BOOK EXCERPT: This book is a cornucopia of technical information and guidance on how to produce a biodiversity conservation plan. The editors and authors expertly summarize and illustrate the growing sophistication, intellectual breadth and technological capacity of the field of conservation planning. Rather than trying to summarize the book’s large and dense content, I will briefly highlight three recurrent themes that caught my attention: thinking like an ecologist; the plan vs. the planning process; and the new era of data-intensive networked conservation science. I will conclude by contrasting conservation planning to traditional environmental planning, and suggest that conservation planners now have an unprecedented opportunity to build a broader base for conservation planning by bringing their science, methods and tools into the everyday arena of urban, landscape and regional planning.
- Theme 1: To be an effective conservation planner you have to think like an ecologist (or at least collaborate closely with one).
- Theme 2: The conservation planning process is ultimately more important than the conservation plan (or is it?).
- Theme 3: Open, data driven conservation planning is feasible and desirable almost everywhere.
Strong forces are now bringing the approaches presented in this book into established urban and regional planning processes. Planning for ecosystem services (chapter 2) integrates naturally with traditional local planning activities concerned with flood control, water supply, coastal protection, green infrastructure planning and sustainable landscape planning. Climate change adaptation presents another important nexus between traditional planning and modern conservation planning.
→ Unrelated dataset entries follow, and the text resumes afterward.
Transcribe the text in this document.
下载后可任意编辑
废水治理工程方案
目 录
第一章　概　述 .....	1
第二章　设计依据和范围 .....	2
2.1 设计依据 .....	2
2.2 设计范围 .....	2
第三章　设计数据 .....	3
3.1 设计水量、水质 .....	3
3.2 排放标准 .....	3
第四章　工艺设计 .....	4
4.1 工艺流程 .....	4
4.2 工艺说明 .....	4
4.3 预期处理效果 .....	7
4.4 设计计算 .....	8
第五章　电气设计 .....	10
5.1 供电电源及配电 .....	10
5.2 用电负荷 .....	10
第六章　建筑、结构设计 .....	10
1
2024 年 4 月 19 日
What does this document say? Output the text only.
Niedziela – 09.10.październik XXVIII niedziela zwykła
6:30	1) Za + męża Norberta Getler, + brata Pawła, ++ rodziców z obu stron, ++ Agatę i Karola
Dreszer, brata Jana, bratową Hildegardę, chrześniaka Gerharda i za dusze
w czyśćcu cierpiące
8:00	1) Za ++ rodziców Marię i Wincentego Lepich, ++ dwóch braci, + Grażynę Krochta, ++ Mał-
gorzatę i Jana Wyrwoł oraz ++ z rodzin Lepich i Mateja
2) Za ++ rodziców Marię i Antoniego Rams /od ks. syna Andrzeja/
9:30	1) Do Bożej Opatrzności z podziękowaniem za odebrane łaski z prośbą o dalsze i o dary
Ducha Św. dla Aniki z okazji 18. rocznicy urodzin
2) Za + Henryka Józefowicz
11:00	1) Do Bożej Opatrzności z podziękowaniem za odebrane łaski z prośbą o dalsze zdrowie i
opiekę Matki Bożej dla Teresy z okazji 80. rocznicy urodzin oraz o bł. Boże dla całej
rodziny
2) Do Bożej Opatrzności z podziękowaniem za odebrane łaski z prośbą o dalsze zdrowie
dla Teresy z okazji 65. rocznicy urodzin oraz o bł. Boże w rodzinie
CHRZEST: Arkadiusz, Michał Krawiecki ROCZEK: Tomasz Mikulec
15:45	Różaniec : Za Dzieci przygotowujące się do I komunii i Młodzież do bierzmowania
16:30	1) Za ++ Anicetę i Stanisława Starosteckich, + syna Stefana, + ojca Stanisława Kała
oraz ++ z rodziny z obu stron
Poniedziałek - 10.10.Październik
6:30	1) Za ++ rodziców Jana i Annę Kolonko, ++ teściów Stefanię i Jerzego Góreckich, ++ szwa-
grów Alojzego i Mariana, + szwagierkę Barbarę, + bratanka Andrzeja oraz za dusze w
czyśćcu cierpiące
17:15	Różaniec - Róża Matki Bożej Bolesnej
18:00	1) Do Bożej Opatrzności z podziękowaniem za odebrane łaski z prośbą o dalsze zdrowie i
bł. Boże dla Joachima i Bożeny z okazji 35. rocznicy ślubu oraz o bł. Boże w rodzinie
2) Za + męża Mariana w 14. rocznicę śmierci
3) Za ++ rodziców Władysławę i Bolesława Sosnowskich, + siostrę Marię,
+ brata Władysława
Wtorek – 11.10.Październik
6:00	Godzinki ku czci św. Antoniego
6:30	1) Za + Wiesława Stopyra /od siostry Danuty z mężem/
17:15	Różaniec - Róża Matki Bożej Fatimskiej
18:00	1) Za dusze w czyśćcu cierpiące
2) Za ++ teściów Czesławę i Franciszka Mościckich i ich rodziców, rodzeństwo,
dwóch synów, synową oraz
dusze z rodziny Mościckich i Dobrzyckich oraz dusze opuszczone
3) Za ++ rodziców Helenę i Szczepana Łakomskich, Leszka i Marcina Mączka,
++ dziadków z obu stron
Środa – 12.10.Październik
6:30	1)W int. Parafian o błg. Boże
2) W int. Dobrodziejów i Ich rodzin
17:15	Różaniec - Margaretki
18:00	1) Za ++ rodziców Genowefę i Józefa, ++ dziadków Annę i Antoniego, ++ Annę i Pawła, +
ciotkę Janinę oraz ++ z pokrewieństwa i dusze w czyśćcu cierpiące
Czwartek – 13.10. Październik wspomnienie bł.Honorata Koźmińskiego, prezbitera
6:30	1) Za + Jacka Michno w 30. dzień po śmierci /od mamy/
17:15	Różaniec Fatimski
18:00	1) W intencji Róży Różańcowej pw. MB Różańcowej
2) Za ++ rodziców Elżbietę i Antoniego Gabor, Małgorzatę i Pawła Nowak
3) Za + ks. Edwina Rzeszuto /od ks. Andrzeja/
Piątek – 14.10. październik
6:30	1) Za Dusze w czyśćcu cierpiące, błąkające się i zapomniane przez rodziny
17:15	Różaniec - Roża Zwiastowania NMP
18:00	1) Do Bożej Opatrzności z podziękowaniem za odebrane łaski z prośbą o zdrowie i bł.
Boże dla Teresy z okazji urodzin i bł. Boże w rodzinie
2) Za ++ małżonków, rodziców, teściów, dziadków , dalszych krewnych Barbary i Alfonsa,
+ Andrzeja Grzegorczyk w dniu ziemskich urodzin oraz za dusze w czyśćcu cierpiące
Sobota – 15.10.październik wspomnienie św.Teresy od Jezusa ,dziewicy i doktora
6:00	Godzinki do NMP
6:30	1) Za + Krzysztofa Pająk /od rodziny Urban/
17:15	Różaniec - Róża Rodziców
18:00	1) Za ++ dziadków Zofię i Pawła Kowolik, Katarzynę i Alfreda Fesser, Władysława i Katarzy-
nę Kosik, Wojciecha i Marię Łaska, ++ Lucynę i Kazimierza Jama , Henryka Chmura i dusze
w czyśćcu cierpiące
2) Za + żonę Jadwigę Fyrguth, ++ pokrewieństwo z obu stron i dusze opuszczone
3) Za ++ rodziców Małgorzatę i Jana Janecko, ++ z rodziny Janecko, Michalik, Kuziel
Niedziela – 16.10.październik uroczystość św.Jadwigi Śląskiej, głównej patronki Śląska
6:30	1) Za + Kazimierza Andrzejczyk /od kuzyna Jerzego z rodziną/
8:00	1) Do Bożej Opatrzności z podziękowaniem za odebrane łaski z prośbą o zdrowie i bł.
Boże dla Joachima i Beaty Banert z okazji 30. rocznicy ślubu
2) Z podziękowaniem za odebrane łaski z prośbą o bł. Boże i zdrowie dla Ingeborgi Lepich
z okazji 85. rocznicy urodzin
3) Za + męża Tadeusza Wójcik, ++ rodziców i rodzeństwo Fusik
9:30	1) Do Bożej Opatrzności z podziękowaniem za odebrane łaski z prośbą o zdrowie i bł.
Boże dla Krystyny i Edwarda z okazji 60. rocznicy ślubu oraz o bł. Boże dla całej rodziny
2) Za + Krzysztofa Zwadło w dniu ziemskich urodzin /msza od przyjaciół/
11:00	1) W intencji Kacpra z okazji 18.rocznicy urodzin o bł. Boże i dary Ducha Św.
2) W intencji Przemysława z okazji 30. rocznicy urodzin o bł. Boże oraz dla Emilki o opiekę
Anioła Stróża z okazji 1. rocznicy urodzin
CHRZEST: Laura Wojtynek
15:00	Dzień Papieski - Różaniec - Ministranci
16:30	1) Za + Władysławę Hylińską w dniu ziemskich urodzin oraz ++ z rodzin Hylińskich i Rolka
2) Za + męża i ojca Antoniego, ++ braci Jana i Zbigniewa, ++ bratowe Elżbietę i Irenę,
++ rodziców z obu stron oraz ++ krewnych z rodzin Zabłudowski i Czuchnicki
As Dominique Bachelet describes in chapter 13, climate change adaptation is a major concern for local planning departments looking for cost-effective strategies to cope with changing climate and weather patterns, sea level rise, higher frequency of extreme events, vulnerable water supplies, changing fire regimes and new biotic assemblages...Clearly, conservation planners can and must play an expanded role in addressing pressing societal problems related to environmental degradation, biodiversity loss, declining ecosystem services, and risks to society due to rapid climate change. We offer understanding of spatial ecological processes and spatial analytical planning methods that are currently lacking in local and regional planning departments. And the opportunities for integrating conservation planning into mainstream planning processes are expanding rapidly.